A Verra já divulgou os mapas de risco de Mato Grosso e Pará. Os próximos serão Amazonas e Rondônia, afirmou Annie Groth, representante da Verra no Brasil.
“A integridade é o produto que o mercado procura”, disse Munir Soares, CEO da desenvolvedora de projetos Systemica. “Se você pega o estoque de crédito de carbono no mercado, a gente tem de 5 a 7% com ratings positivos [conferidos por agências de avaliação independentes]. O produto integridade virou algo raro e escasso”, afirma.
Mais demanda
Soares vê um cenário positivo para o mercado voluntário de créditos no Brasil. Além de mais credibilidade, ele acredita que novas demandas vão surgir nos próximos anos.
O executivo menciona o Corsia, mercado de compensação de carbono dedicado das empresas de aviação. Já está estabelecido que, mesmo com o uso de combustíveis renováveis, o setor vai precisar abater cerca de um terço de suas emissões por meio da compra de créditos.
Dentro do Brasil, o futuro mercado regulado – que impõe um teto sobre grandes emissores – permitirá alguma compensação via créditos gerados no mercado voluntário, criando outra demanda.
Os chamados ajustes correspondentes também foram mencionados por Soares. Trata-se de uma autorização concedida pelo governo nacional onde o crédito é gerado para que aquelas emissões possam ser abatidas da contabilidade de outro país, para fim de cumprimento de suas metas climáticas, as NDCs.
A expectativa é que os ativos que contarem com essa autorização, prevista no Artigo 6 do Acordo de Paris, sejam mais valorizados. O governo brasileiro ainda não deu indicações de quais serão as políticas em relação a isso.
“Hoje estamos falando de 100 mil hectares [em projetos de reflorestamento privados, que contam com as receitas de créditos de carbono]. O Brasil está escolhendo deixar de fazer 500 mil hectares. [Temos] um potencial muito maior a aproveitar.”
Na avaliação de Munir Soares, a crise de credibilidade dos projetos REDD+ dos últimos anos levou a uma mudança no interesse por créditos, que saiu da conservação para focar em restauração e reflorestamento, conhecidos como ARR.

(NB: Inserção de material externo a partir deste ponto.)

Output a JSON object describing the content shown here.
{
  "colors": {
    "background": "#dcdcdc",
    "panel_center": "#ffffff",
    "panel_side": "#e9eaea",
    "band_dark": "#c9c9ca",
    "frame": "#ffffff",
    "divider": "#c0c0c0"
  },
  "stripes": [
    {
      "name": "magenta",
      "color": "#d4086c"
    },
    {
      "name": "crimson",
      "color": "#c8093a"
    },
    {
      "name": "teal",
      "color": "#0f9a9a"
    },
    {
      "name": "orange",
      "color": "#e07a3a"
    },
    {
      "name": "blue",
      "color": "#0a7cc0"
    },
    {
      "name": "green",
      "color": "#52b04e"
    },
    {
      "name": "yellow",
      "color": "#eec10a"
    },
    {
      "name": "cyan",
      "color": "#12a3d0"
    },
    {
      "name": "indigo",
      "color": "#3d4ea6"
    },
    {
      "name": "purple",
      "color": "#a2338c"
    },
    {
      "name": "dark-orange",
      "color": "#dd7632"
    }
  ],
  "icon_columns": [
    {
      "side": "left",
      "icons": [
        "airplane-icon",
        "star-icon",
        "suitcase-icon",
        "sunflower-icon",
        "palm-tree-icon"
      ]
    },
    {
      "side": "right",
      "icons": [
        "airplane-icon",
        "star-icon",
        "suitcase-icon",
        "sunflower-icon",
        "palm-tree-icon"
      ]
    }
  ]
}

Mas não se trata de uma competição nem de uma substituição de uma modalidade pela outra, afirmou Thiago Piccolo, da Re.Green. “Não tem como a gente imaginar que vai gerar milhões e milhões de créditos de carbono via remoção [no curto prazo], nem que brotasse aqui o maior cheque do mundo”, disse ele, referindo-se ao longo tempo de maturação de projetos de restauro florestal. Nesse sentido, os créditos de preservação da floresta em pé são a modalidade que tem mais volume a oferecer num horizonte de tempo curto.
Inovações financeiras
Apesar do interesse crescente demonstrado por projetos de reflorestamento – cujos créditos de carbono removem CO2 da atmosfera –, ainda existem gargalos para que essa atividade ganhe escala.
Parte da resposta está no desenvolvimento dessa nova indústria, o que inclui da coleta de sementes à produção de mudas.

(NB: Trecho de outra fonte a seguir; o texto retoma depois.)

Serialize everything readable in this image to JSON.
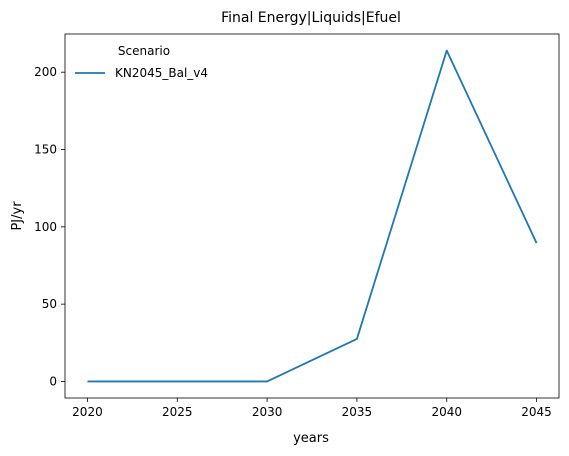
{
  "chart_data": {
    "type": "line",
    "title": "Final Energy|Liquids|Efuel",
    "xlabel": "years",
    "ylabel": "PJ/yr",
    "x": [
      2020,
      2025,
      2030,
      2035,
      2040,
      2045
    ],
    "xticks": [
      2020,
      2025,
      2030,
      2035,
      2040,
      2045
    ],
    "yticks": [
      0,
      50,
      100,
      150,
      200
    ],
    "xlim": [
      2018.75,
      2046.25
    ],
    "ylim": [
      -10.7,
      224.7
    ],
    "grid": false,
    "legend": {
      "title": "Scenario",
      "placement": "top-left"
    },
    "series": [
      {
        "name": "KN2045_Bal_v4",
        "color": "#1f77b4",
        "x": [
          2020,
          2030,
          2035,
          2040,
          2045
        ],
        "values": [
          0,
          0,
          27.5,
          214,
          89.5
        ]
      }
    ]
  }
}
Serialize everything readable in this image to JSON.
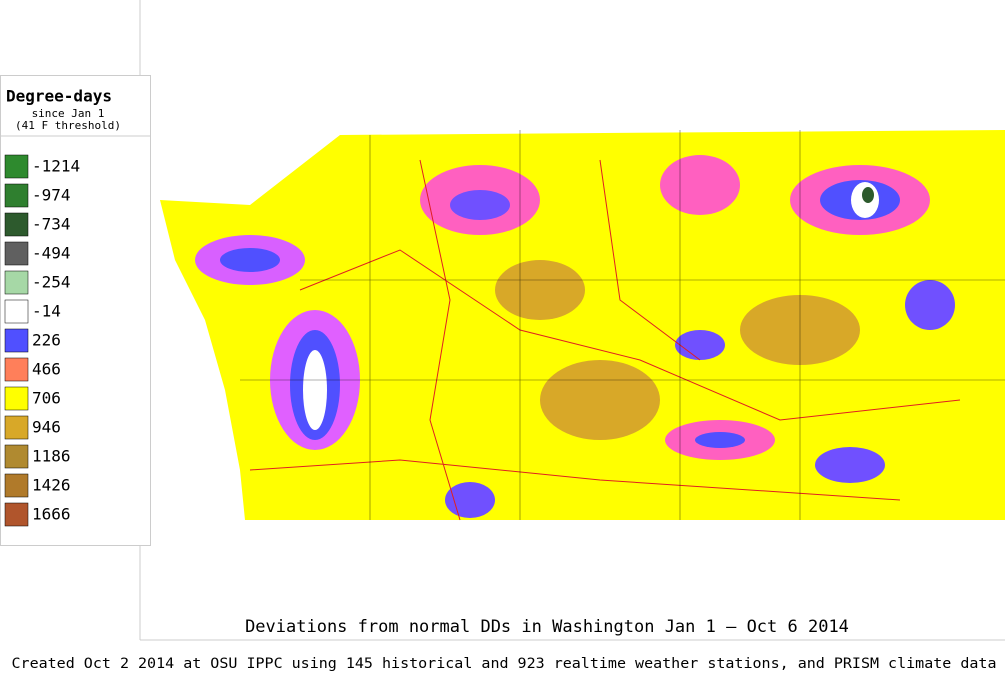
{
  "legend": {
    "title": "Degree-days",
    "subtitle": "since Jan 1",
    "note": "(41 F threshold)",
    "items": [
      {
        "value": -1214,
        "color": "#2e8a2e"
      },
      {
        "value": -974,
        "color": "#2f7f2f"
      },
      {
        "value": -734,
        "color": "#2d5a2d"
      },
      {
        "value": -494,
        "color": "#606060"
      },
      {
        "value": -254,
        "color": "#a6d8a6"
      },
      {
        "value": -14,
        "color": "#ffffff"
      },
      {
        "value": 226,
        "color": "#5050ff"
      },
      {
        "value": 466,
        "color": "#ff7f5a"
      },
      {
        "value": 706,
        "color": "#ffff00"
      },
      {
        "value": 946,
        "color": "#d8a828"
      },
      {
        "value": 1186,
        "color": "#b08a30"
      },
      {
        "value": 1426,
        "color": "#b07a2a"
      },
      {
        "value": 1666,
        "color": "#b0552c"
      }
    ]
  },
  "map": {
    "title": "Deviations from normal DDs in Washington  Jan 1 – Oct 6 2014"
  },
  "footer": "Created Oct 2 2014 at OSU IPPC using 145 historical and 923 realtime weather stations, and PRISM climate data"
}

Viviane Otsubo Kwon, senior expert da área de sustentabilidade do Santander, vê necessidade de uma atuação “sistêmica” para conseguir baixar os custos dos projetos. Reflorestar um hectare pode custar até R$ 30 mil por hectare, a depender do nível de degradação da área.
“Todas as empresas [de restauração] precisam dar certo. Só uma empresa não é capaz de gerar o impacto que a gente precisa, de reduzir o custo para restaurar a floresta e obter escala”, afirmou Kwon.

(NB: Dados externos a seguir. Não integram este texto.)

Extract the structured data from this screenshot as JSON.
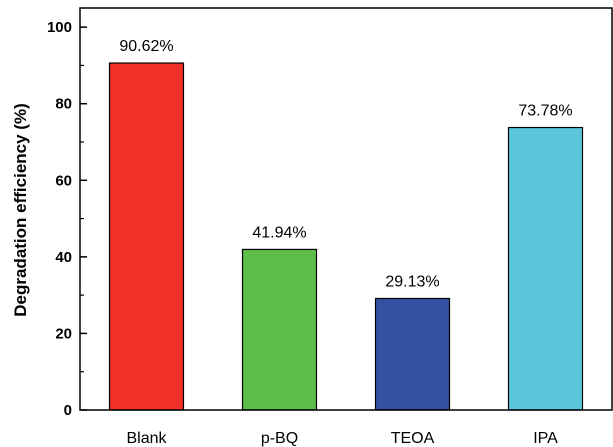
{
  "chart_data": {
    "type": "bar",
    "title": "",
    "xlabel": "",
    "ylabel": "Degradation efficiency (%)",
    "ylim": [
      0,
      105
    ],
    "yticks": [
      0,
      20,
      40,
      60,
      80,
      100
    ],
    "grid": false,
    "legend": "none",
    "categories": [
      "Blank",
      "p-BQ",
      "TEOA",
      "IPA"
    ],
    "values": [
      90.62,
      41.94,
      29.13,
      73.78
    ],
    "data_labels": [
      "90.62%",
      "41.94%",
      "29.13%",
      "73.78%"
    ],
    "colors": [
      "#ef3129",
      "#5dbd4b",
      "#3550a0",
      "#5bc7dc"
    ]
  }
}
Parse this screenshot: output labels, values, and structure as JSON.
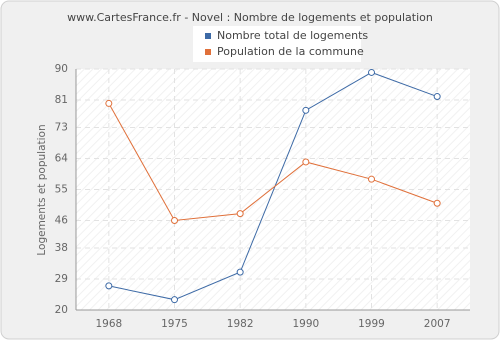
{
  "chart_data": {
    "type": "line",
    "title": "www.CartesFrance.fr - Novel : Nombre de logements et population",
    "y_label": "Logements et population",
    "categories": [
      "1968",
      "1975",
      "1982",
      "1990",
      "1999",
      "2007"
    ],
    "series": [
      {
        "name": "Nombre total de logements",
        "color": "#3d6aa6",
        "values": [
          27,
          23,
          31,
          78,
          89,
          82
        ]
      },
      {
        "name": "Population de la commune",
        "color": "#e0703a",
        "values": [
          80,
          46,
          48,
          63,
          58,
          51
        ]
      }
    ],
    "ylim": [
      20,
      90
    ],
    "yticks": [
      20,
      29,
      38,
      46,
      55,
      64,
      73,
      81,
      90
    ],
    "grid": true
  }
}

Esse ganho de escala, na visão da executiva, deve ajudar a destravar um fluxo maior de crédito para os projetos. Um dos motivos que ela aponta é mais comparabilidade entre as iniciativas.
Hoje, os bancos têm dificuldade em estruturar o chamado “project finance” desse tipo de atividade, pois ainda há poucas experiências que demonstrem fluxos de caixa, por exemplo.
“Se eu não tenho benchmark, eu não consigo comparar. Depende muito do local. Depende muito do estágio de degradação. Não tem ainda esses dados para que a gente consiga fazer essas projeções e falar que está no caminho certo. A ciência tem que estar junto com a gente. Isso dá segurança e é uma das garantias”, afirmou Kwon.
Ela disse que o banco teve de inovar para conceder uma fiança bancária à Mombak. A startup, que também atua na restauração, dependia desse documento para sacar R$ 100 milhões do Fundo Clima. Em maio, a Re.green destravou R$ 80 milhões ao conseguir uma garantia semelhante do Bradesco.
Para diminuir a necessidade de garantias, Viviane Otsubo Kwon defende que cada um no sistema financeiro “ceda um pouco”, ajudando a baixar o custo de capital. Também seria importante programas do governo – como o programa EcoInvest – focados em garantia para projetos de reflorestamento.
“O fato é que essas árvores precisam ser plantadas e crescer. Depois a gente alivia os incentivos. Quando as florestas crescem, a gente consegue mitigar os riscos e desenvolver seguros para isso”, afirma.